Essar Shipping, which had debt of Rs 5,500 crore at end-September, is also actively looking to lower its debt burden. A R Ramakrishnan, managing director, in a recent conference call with the media, had told this newspaper the company was indeed locked-in with lenders abroad to converts rupee loans into dollar denominations and was also trying to extend the time period to repay existing loans.

He said that over the next month or two the company would have more clarity on the loan refinancing. Essar Shipping is also looking to redo loans on some of its ships, Ramakrishnan said. He, however, did not put a number on how much loan the company was looking to rework and said it depended solely on the lenders and the economic outlook.

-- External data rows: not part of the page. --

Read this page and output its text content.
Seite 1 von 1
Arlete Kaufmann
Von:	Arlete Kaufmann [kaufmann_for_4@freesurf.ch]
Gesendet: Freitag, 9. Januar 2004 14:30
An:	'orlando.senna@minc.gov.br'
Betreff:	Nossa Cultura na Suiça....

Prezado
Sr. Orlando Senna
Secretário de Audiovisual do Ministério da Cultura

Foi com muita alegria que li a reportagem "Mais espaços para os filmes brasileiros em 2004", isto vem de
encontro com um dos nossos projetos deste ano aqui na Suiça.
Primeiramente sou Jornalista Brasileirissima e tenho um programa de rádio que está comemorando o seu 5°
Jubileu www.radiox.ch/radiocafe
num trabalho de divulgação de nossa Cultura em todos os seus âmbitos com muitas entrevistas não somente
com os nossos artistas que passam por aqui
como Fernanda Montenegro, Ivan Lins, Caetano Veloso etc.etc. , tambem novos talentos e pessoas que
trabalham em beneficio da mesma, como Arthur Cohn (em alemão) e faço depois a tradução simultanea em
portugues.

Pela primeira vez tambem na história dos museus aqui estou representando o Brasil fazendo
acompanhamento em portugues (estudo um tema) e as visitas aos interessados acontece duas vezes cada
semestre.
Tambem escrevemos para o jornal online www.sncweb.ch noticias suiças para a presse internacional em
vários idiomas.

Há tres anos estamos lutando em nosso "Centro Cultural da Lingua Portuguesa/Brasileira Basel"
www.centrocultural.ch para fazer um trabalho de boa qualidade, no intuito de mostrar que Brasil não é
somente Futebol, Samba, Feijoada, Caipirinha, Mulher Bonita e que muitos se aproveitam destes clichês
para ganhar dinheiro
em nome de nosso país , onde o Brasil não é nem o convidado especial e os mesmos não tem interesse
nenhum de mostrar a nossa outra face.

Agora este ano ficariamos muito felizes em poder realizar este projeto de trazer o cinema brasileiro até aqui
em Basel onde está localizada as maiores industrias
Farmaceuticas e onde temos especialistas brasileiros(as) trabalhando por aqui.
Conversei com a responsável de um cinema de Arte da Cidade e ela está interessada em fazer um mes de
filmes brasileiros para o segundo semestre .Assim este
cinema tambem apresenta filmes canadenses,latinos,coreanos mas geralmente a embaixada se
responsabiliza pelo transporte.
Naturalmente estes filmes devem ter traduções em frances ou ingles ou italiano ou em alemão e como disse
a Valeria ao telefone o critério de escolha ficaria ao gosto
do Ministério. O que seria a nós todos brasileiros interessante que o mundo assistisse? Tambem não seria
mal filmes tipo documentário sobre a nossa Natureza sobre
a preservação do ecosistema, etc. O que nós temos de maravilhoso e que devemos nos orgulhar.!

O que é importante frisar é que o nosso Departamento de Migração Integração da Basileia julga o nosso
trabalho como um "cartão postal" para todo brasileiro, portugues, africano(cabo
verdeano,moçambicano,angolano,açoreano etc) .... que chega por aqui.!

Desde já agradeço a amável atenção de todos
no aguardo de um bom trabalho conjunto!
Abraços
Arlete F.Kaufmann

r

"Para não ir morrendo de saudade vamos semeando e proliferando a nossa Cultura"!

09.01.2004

“This is a priority for us,” he reiterated. Essar Ports, with a Rs 5,601 crore loan, has knocked on the doors of RBI to allow the company to raise Rs 1,500 crore through ECB, as a special case to refinance loans. RBI has allowed manufacturing and infrastructure companies to avail of ECB to repay rupee loans if they have been a consistent foreign exchange earner for the last three years. Though Essar Ports earns its entire revenues in rupees, it has made a special appeal in this regard.

The company has already availed of the Take Out Financing scheme of the government through IIFCL and is refinancing Rs 405 crore of its debt for the Hazira port facility. This has brought down its interest cost by 2.65 per cent for the stated amount.

It is also looking to refinance close to Rs 250 crore at the Vadinar terminal through this route. Essar Ports is increasing its capacities to 158 mt by 2014-15 from the current 88 mt and its net profit for the second quarter of this financial year jumped 97 per cent because of the increased business from group companies such as Essar Oil and Essar Steel.

This business will continue to grow and with its own capacity additions, Essar Ports is looking to get at least 25 per cent of revenue from third-party cargo by 2014-15, as against a meagre four per cent currently.